Les groupes PS, LR et Indépendants ont en effet fait adopter, à une très large majorité (311 voix contre 16, y compris des sénateurs LREM), des amendements prévoyant que la dernière année d'études du 3e cycle des études de médecine générale (et de certaines spécialités déficitaires comme l'ophtalmologie) soit une année de pratique "en autonomie", réalisée en cabinet ou en maison de santé, en priorité dans les zones déficitaires.

Corinne Imbert (LR) a estimé que la dernière année de médecine "deviendrait ainsi une année professionnalisante hors hôpital, dans les territoires", tandis qu'Yves Daudigny (PS) a affirmé que cette mesure "ne règle pas tous les problèmes, mais apporte une réponse efficace et rapide" à la pénurie de médecins. Il a fait valoir qu'"il y avait besoin d'un choc" et que cette disposition devrait permettre de "déployer plusieurs milliers de professionnels de santé sur l'ensemble du territoire très rapidement". Pour sa part, le rapporteur Alain Milon a expliqué que "c'est un honneur", pour le Sénat, de s'être mis d'accord "sur un texte aussi important".

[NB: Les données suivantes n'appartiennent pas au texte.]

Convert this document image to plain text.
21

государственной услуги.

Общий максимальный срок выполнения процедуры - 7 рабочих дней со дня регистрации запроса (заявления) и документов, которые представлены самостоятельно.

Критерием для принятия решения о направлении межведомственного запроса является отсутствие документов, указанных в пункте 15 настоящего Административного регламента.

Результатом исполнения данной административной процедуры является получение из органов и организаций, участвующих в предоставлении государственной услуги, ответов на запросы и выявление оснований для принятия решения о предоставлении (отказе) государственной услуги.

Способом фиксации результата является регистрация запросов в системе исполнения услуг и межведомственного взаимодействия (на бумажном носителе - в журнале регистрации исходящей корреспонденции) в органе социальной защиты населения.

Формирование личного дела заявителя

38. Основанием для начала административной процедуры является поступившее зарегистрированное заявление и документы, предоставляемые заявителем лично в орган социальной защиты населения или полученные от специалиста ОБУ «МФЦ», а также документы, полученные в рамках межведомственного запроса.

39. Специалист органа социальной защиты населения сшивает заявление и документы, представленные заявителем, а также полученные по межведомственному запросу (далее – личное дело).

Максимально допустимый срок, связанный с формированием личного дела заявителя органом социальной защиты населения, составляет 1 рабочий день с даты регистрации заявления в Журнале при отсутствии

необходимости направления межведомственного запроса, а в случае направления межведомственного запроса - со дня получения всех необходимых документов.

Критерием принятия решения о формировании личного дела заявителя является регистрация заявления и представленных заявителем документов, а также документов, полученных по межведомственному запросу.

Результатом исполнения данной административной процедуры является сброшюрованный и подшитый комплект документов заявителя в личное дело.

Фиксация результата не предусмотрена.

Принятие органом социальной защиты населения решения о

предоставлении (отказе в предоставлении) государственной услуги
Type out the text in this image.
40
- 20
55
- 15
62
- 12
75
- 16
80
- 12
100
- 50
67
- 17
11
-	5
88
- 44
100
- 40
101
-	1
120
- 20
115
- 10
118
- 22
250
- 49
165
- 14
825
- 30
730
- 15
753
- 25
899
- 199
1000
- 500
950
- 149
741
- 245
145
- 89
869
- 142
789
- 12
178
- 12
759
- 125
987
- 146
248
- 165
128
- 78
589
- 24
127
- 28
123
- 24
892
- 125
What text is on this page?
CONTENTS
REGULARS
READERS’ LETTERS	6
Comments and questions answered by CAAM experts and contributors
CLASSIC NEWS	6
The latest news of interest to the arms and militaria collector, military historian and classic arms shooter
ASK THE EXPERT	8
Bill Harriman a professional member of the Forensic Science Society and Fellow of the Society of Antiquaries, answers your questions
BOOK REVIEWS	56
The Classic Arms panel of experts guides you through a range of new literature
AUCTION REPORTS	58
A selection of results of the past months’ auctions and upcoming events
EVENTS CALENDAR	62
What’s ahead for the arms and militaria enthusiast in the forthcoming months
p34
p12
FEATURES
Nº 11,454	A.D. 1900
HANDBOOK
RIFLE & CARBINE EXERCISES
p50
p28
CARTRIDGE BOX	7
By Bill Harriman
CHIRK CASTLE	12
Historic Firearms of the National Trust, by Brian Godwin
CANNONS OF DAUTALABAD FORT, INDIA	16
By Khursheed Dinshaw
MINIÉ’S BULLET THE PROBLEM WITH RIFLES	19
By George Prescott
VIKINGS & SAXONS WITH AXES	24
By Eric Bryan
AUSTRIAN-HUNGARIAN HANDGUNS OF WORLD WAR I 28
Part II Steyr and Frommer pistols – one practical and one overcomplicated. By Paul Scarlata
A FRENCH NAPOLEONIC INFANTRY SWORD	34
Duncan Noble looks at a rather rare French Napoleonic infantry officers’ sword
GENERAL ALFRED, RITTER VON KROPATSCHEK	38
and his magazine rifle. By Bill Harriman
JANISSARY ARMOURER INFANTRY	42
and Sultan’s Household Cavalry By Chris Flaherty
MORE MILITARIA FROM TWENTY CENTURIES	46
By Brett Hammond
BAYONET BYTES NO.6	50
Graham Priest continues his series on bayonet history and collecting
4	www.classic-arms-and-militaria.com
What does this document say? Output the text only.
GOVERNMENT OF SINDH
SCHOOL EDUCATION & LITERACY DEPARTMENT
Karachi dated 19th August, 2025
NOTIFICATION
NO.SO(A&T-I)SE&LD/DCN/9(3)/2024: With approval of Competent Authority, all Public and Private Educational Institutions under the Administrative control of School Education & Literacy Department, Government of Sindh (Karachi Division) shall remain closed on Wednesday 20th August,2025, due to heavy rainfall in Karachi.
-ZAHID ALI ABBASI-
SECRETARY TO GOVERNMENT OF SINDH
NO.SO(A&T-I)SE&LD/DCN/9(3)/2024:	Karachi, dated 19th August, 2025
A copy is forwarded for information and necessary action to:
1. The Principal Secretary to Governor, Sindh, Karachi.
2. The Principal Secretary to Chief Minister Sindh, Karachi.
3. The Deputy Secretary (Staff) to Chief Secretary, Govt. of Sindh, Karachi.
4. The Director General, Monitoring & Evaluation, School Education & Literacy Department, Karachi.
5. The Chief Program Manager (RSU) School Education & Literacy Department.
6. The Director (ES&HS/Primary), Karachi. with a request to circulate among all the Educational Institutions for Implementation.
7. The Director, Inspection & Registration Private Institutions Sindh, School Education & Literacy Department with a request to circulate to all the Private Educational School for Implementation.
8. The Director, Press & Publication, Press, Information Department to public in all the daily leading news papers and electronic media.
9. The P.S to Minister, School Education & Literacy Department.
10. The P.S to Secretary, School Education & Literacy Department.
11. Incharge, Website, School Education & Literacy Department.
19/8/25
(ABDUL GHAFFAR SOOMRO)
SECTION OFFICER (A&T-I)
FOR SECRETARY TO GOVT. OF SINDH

Agnès Buzyn et Frédérique Vidal – la ministre de l'Enseignement supérieur, de la Recherche et de l'Innovation – ont au contraire émis un avis défavorable à cette mesure. La ministre des Solidarités et de la Santé considère en effet que "nous nous éloignons d'un processus de formation", la notion d'"autonomie" conduisant de fait à un "quasi exercice". De son côté, Frédérique Vidal n'a pas hésité à mettre les élus devant leur "responsabilité", leur laissant la tâche d'expliquer aux territoires que "des médecins dont la formation est amputée d'un an" sont "une solution suffisamment bonne" pour eux... La mesure ne devrait donc pas survivre au retour du texte devant l'Assemblée.

Références : projet de loi relatif à l'organisation et à la transformation du système de santé (adopté en première lecture à l'Assemblée nationale le 26 mars 2019, examiné au Sénat du 3 au 11 juin 2019).